El esplendor de la prensa musical en España, en cualquier caso, arrancó en la segunda mitad de los años setenta, coincidiendo con el estallido del punk y la nueva ola (y con el fin de la dictadura). La aparición de una nueva generación de músicos y grupos locales y el interés que generaban también las nuevas propuestas procedentes, sobre todo, de Estados Unidos y las Islas Británicas propició el nacimiento de nuevas cabeceras, además del desarrollo de una vigorosa, ecléctica y muy saludable escena de prensa musical alternativa y totalmente amateur, materializada en la publicación de centenares de fanzines (publicaciones caseras confeccionadas artesanalmente y distribuidas por correo, en conciertos o en tiendas de discos).
Star, legendaria cabecera que ya había empezado a publicarse un año antes de la muerte de Franco y que se ocupaba de una temática amplia que incluía cómic, cine o literatura, encontró en el punk la percha perfecta para empezar a ocuparse cada vez más de la música, contando con la colaboración de firmas que al poco tiempo se irían convirtiendo en sólidos referentes del reporterismo y la crítica musical de nuestro país, como Ramón de España, Jaime Gonzalo, Oriol Llopis o Ignacio Juliá. Varios de ellos, junto a Jesús Ordovás o Diego Manrique, escribían también asiduamente en Vibraciones, la gran revista musical de los años setenta, que compartía espacio en los quioscos con otros títulos imprescindibles, como Disco Express o Popular 1 (la única de su generación, por cierto, que se mantiene en activo hasta nuestros días).

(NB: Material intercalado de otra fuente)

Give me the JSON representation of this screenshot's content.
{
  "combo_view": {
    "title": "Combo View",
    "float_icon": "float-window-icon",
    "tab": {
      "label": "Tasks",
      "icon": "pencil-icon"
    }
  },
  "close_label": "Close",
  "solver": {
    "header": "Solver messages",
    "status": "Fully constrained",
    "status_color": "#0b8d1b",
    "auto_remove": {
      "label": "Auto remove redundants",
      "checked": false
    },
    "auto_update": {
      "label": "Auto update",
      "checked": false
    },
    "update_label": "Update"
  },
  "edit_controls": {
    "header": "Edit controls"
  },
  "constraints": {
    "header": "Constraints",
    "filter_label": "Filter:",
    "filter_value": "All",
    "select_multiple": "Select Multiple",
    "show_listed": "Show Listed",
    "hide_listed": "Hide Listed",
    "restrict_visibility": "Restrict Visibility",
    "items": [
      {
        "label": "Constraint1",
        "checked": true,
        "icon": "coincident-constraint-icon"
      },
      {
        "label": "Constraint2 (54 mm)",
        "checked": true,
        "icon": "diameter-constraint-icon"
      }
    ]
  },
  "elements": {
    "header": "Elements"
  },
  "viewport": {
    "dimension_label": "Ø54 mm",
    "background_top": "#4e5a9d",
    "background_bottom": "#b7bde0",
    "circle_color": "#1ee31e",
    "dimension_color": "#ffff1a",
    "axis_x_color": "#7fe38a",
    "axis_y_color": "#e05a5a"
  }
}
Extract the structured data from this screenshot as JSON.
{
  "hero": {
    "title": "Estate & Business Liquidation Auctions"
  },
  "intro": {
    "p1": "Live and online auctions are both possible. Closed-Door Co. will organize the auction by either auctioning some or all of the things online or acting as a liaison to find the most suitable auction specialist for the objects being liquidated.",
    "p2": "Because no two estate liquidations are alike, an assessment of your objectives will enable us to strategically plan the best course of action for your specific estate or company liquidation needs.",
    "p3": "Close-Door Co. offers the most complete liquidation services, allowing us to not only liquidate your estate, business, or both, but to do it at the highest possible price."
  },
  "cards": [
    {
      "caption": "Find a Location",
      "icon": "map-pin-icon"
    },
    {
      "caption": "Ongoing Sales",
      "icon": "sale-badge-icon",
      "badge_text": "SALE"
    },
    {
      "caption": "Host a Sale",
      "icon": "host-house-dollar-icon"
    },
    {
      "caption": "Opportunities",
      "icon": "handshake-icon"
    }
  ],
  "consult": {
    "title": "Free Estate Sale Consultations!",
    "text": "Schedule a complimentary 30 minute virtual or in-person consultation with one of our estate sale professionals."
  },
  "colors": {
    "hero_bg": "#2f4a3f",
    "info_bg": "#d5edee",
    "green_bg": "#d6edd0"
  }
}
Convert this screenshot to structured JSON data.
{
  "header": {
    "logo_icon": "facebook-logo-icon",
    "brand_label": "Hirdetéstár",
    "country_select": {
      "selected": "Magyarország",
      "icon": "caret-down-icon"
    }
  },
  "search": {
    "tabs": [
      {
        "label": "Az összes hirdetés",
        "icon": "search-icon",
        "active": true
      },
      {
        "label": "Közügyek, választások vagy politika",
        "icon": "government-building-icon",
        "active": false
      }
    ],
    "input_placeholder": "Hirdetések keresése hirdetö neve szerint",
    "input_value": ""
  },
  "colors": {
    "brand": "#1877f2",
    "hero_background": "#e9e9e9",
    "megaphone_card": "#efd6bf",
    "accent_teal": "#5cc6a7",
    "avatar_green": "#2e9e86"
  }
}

A partir de los ochenta, con las secciones de cultura de los principales periódicos de información general llenas de reseñas, críticas de discos y entrevistas con grupos y artistas de todo tipo, Rockdelux (heredero, precisamente, de Vibraciones, con parada intermedia en Rock Espezial) y Ruta 66 se disputaban los afectos de los lectores de prensa musical especializada.
Elitista, sofisticada y vanguardista, Rockdelux era la revista de los modernos, mientras que los musiqueros de gustos más clásicos encontraban en el Ruta abundante y precisa información que lograba mantener siempre un admirable equilibrio entre el rigor y el entusiasmo. A su lado florecían y se marchitaban revistas como la fallida edición española de la totémica Rolling Stone americana, MTV Magazine o Efe Eme, que se mantiene en Internet y publica en papel con carácter trimestral sus atractivos Cuadernos de Efe Eme.

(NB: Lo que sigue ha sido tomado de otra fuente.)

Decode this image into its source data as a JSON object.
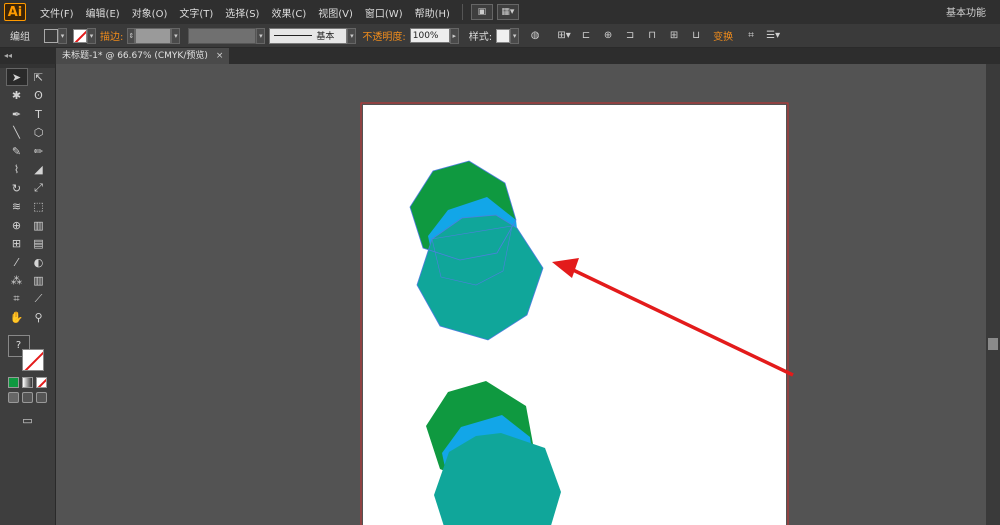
{
  "app": {
    "logo": "Ai",
    "workspace": "基本功能"
  },
  "menu": [
    "文件(F)",
    "编辑(E)",
    "对象(O)",
    "文字(T)",
    "选择(S)",
    "效果(C)",
    "视图(V)",
    "窗口(W)",
    "帮助(H)"
  ],
  "control": {
    "selection_label": "编组",
    "stroke_label": "描边:",
    "stroke_profile": "基本",
    "opacity_label": "不透明度:",
    "opacity_value": "100%",
    "style_label": "样式:",
    "transform_label": "变换"
  },
  "document": {
    "collapse": "◂◂",
    "tab_title": "未标题-1* @ 66.67% (CMYK/预览)",
    "tab_close": "×"
  },
  "colors": {
    "green": "#0f9940",
    "blue": "#12a6e8",
    "teal": "#10a69a",
    "arrow": "#e31b1b",
    "artboard_border": "#c83232"
  },
  "tools": [
    [
      "selection-tool-icon",
      "direct-selection-tool-icon"
    ],
    [
      "magic-wand-icon",
      "lasso-icon"
    ],
    [
      "pen-tool-icon",
      "type-tool-icon"
    ],
    [
      "line-tool-icon",
      "polygon-tool-icon"
    ],
    [
      "paintbrush-icon",
      "pencil-icon"
    ],
    [
      "blob-brush-icon",
      "eraser-icon"
    ],
    [
      "rotate-tool-icon",
      "scale-tool-icon"
    ],
    [
      "warp-tool-icon",
      "free-transform-icon"
    ],
    [
      "shape-builder-icon",
      "perspective-grid-icon"
    ],
    [
      "mesh-tool-icon",
      "gradient-tool-icon"
    ],
    [
      "eyedropper-icon",
      "blend-tool-icon"
    ],
    [
      "symbol-sprayer-icon",
      "column-graph-icon"
    ],
    [
      "artboard-tool-icon",
      "slice-tool-icon"
    ],
    [
      "hand-tool-icon",
      "zoom-tool-icon"
    ]
  ]
}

En estos últimos tiempos en los que la fatídica ecuación que enlaza el cada vez más agravado declive de los medios en papel con la crisis de la propia industria de la música las cosas se han puesto peliagudas para los arrojados editores de este tipo de publicaciones.

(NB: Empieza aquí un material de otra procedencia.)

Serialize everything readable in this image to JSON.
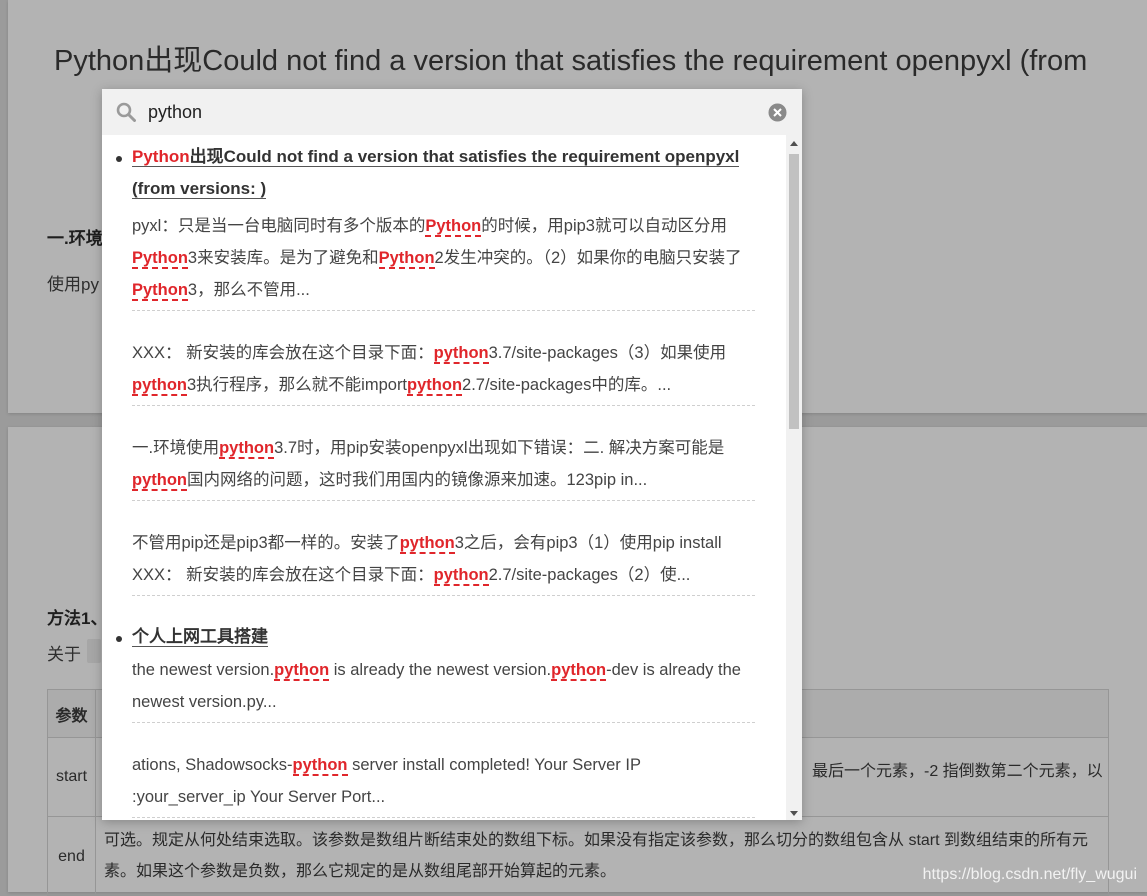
{
  "background": {
    "title": "Python出现Could not find a version that satisfies the requirement openpyxl (from",
    "section_heading": "一.环境",
    "usage_text": "使用py",
    "method_heading": "方法1、",
    "about_text": "关于",
    "table": {
      "header": "参数",
      "row1_label": "start",
      "row1_text": "最后一个元素，-2 指倒数第二个元素，以",
      "row2_label": "end",
      "row2_text_line1": "可选。规定从何处结束选取。该参数是数组片断结束处的数组下标。如果没有指定该参数，那么切分的数组包含从 start 到数组结束的所有元",
      "row2_text_line2": "素。如果这个参数是负数，那么它规定的是从数组尾部开始算起的元素。"
    },
    "watermark": "https://blog.csdn.net/fly_wugui"
  },
  "search": {
    "query": "python",
    "icons": {
      "search": "search-icon",
      "clear": "clear-icon"
    }
  },
  "results": [
    {
      "title": [
        [
          "Python",
          true
        ],
        [
          "出现Could not find a version that satisfies the requirement openpyxl (from versions: )",
          false
        ]
      ],
      "snippets": [
        [
          [
            "pyxl：只是当一台电脑同时有多个版本的",
            false
          ],
          [
            "Python",
            true
          ],
          [
            "的时候，用pip3就可以自动区分用",
            false
          ],
          [
            "Python",
            true
          ],
          [
            "3来安装库。是为了避免和",
            false
          ],
          [
            "Python",
            true
          ],
          [
            "2发生冲突的。（2）如果你的电脑只安装了",
            false
          ],
          [
            "Python",
            true
          ],
          [
            "3，那么不管用...",
            false
          ]
        ],
        [
          [
            "XXX： 新安装的库会放在这个目录下面：",
            false
          ],
          [
            "python",
            true
          ],
          [
            "3.7/site-packages（3）如果使用",
            false
          ],
          [
            "python",
            true
          ],
          [
            "3执行程序，那么就不能import",
            false
          ],
          [
            "python",
            true
          ],
          [
            "2.7/site-packages中的库。...",
            false
          ]
        ],
        [
          [
            "一.环境使用",
            false
          ],
          [
            "python",
            true
          ],
          [
            "3.7时，用pip安装openpyxl出现如下错误：二. 解决方案可能是",
            false
          ],
          [
            "python",
            true
          ],
          [
            "国内网络的问题，这时我们用国内的镜像源来加速。123pip in...",
            false
          ]
        ],
        [
          [
            "不管用pip还是pip3都一样的。安装了",
            false
          ],
          [
            "python",
            true
          ],
          [
            "3之后，会有pip3（1）使用pip install XXX： 新安装的库会放在这个目录下面：",
            false
          ],
          [
            "python",
            true
          ],
          [
            "2.7/site-packages（2）使...",
            false
          ]
        ]
      ]
    },
    {
      "title": [
        [
          "个人上网工具搭建",
          false
        ]
      ],
      "snippets": [
        [
          [
            "the newest version.",
            false
          ],
          [
            "python",
            true
          ],
          [
            " is already the newest version.",
            false
          ],
          [
            "python",
            true
          ],
          [
            "-dev is already the newest version.py...",
            false
          ]
        ],
        [
          [
            "ations, Shadowsocks-",
            false
          ],
          [
            "python",
            true
          ],
          [
            " server install completed! Your Server IP :your_server_ip Your Server Port...",
            false
          ]
        ]
      ]
    }
  ]
}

Así, la pasada semana se publicaba, con relativa sorpresa, la última entrega de Rockdelux, después de treinta y cinco años y 394 números, incluyendo, por cierto, muy suculentos especiales en los que en su día repasaban, con criterios ciertamente singulares, los “200 mejores discos del siglo XX” o los “100 mejores discos españoles del siglo XX”.
Sin duda, la dramática crisis generalizada provocada por la expansión del maldito virus no es ajena al momento en el que la revista ha dejado de existir. Pero lo cierto es que la circulación de todas las revistas especializadas no ha dejado de caer en los últimos años y, sobre todo, los anunciantes son cada vez menos y cada vez menos poderosos.
El nuevo ecosistema musical generado a raíz de la digitalización de la música, el acceso gratuito a cualquier referencia, nueva o de catálogo, y la tramposa prescripción de los algoritmos parece haber convertido a la prensa especializada en algo caprichoso y prescindible, precisamente al mismo tiempo que la propia música parece también perder peso para pasar a ser poco más que una forma trivial de entretenimiento.
El melómano, entretanto, en su trinchera, pincha un buen disco y cruza los dedos confiando en que siga habiendo quien mantenga encendida la llama.